From those early letters to Berkshire Partners' investors (or ‘partners’ prior to becoming public company) between 1957 and 1962, in Buffett's own words, here are 10 tips for value investing.
1) Basics: Our bread-and-butter business is buying undervalued securities and selling when the undervaluation is corrected along with investment in special situations where the profit is dependent on corporate rather than market action.
2) Market value: I make no attempt to forecast the general market - my efforts are devoted to finding undervalued securities. However, I do believe that widespread public belief in the inevitability of profits from investment in stocks will lead to eventual trouble. Should this occur, prices, but not intrinsic values in my opinion, of even undervalued securities can be expected to be substantially affected.

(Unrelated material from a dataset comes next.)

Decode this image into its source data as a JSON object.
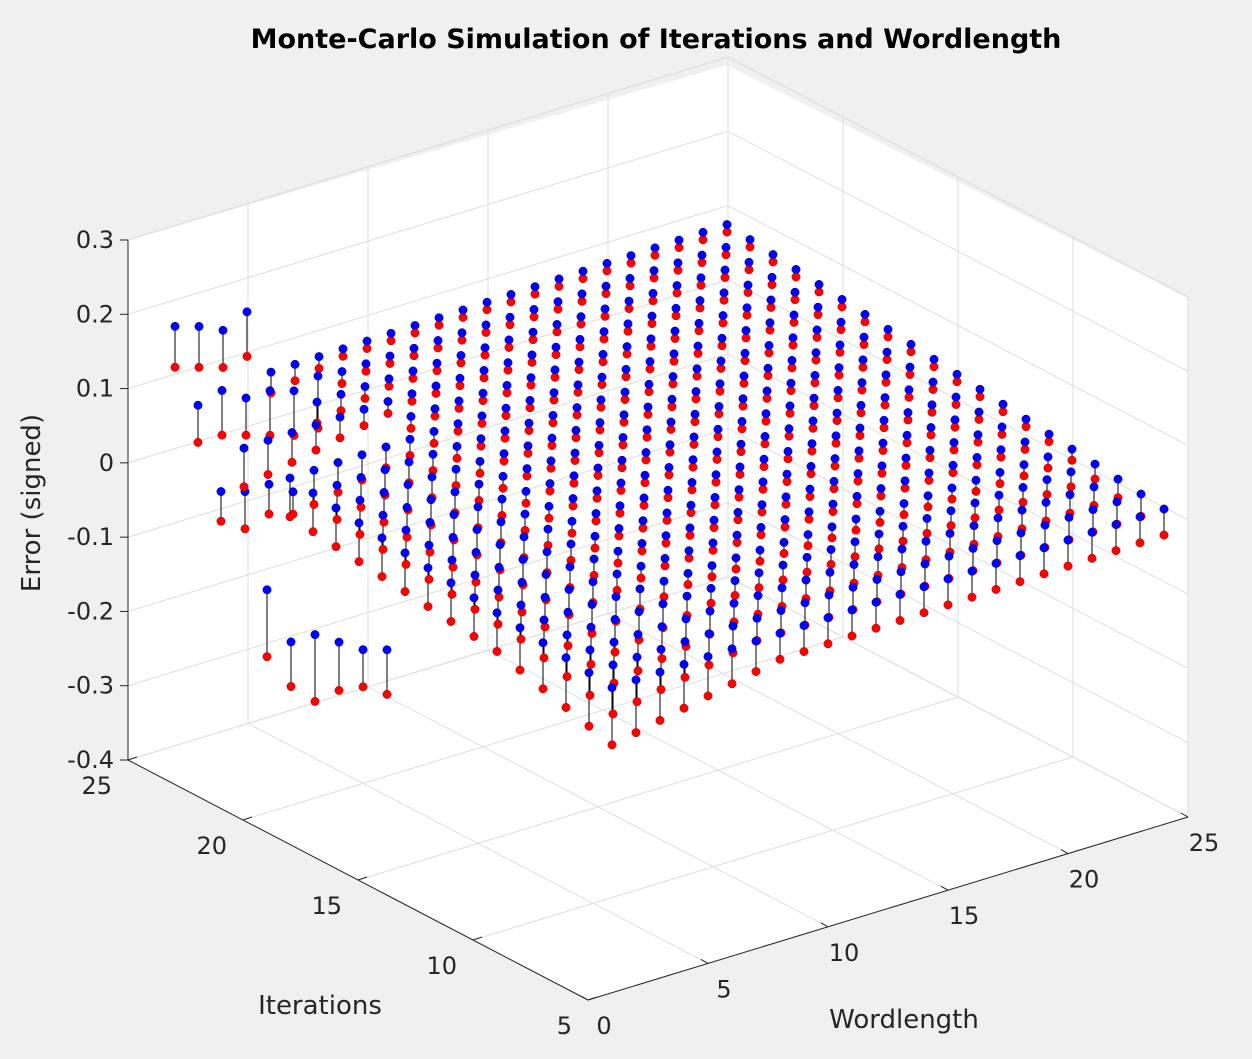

3) ‘Work-out’ investment: Our portfolio is heavier in undervalued situations relative to work-outs…. A work-out is an investment which is dependent on a specific corporate action for its profit rather than a general advance in the price of the stock as in the case of undervalued situations. Work-outs come about through: sales, mergers, liquidations, tenders, etc. In each case, the risk is that something will upset the applecart and cause the abandonment of the planned action, not that the economic picture will deteriorate and stocks decline generally.
4) Time span: Let me … emphasize two points. First, one year is far too short a period to form any kind of an opinion as to investment performance, and measurements based upon six months become even more unreliable. One factor that has caused some reluctance on my part to write semi-annual letters is the fear that partners may begin to think in terms of short-term performance which can be most misleading. My own thinking is much more geared to five year performance, preferably with tests of relative results in both strong and weak markets.

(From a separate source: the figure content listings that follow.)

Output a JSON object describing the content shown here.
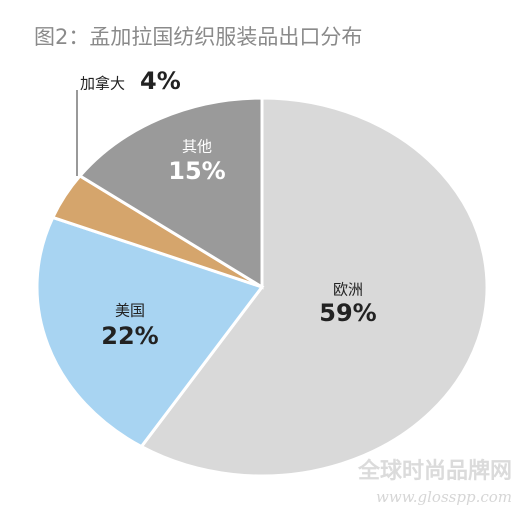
{
  "chart_data": {
    "type": "pie",
    "title": "图2：孟加拉国纺织服装品出口分布",
    "categories": [
      "欧洲",
      "美国",
      "加拿大",
      "其他"
    ],
    "values": [
      59,
      22,
      4,
      15
    ],
    "value_labels": [
      "59%",
      "22%",
      "4%",
      "15%"
    ],
    "colors": [
      "#d9d9d9",
      "#a8d4f2",
      "#d5a56c",
      "#9a9a9a"
    ],
    "watermark": [
      "全球时尚品牌网",
      "www.glosspp.com"
    ]
  }
}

5) Patience: Obviously during any acquisition period, our primary interest is to have the stock do nothing or decline rather than advance. Therefore, at any given time, a fair proportion of our portfolio may be in the sterile stage. This policy, while requiring patience, should maximize long term profits.
6) Confidentiality: Very small buying orders can create price changes of this magnitude in an inactive stock, which explains the importance of not having any "Leakage" regarding our portfolio holdings. (Editor’s Note: This was in reference to a stock which was barely traded, and whose price had remained largely dormant. However, when Buffett started buying up more of it, it ran into competition, raising the price by almost 30 per cent).
7) High Tides: The higher the level of the market, the fewer the undervalued securities. (Editor’s note: This is because of the rising-tide-lifts-all-boats effect where even undervalued shares are lifted up by the overall market)
8) Err on the side of caution: I would rather sustain the penalties resulting from over-conservatism than face the consequences of error, perhaps with permanent capital loss, resulting from the adoption of a "New Era" philosophy where trees really do grow to the sky.
9) Long-term: To the extent possible, I continue to attempt to invest in situations at least partially insulated from the behavior of the general market. This policy should lead to superior results in bear markets and average performance in bull markets.
10) Zen investing: Over a period of time there are going to be good and bad years; there is nothing to be gained by getting enthused or depressed about the sequence in which they occur. The important thing is to be beating par; a four on a par three hole is not as good as a five on a par five hole and it is unrealistic to assume we are not going to have our share of both par three's and par five's.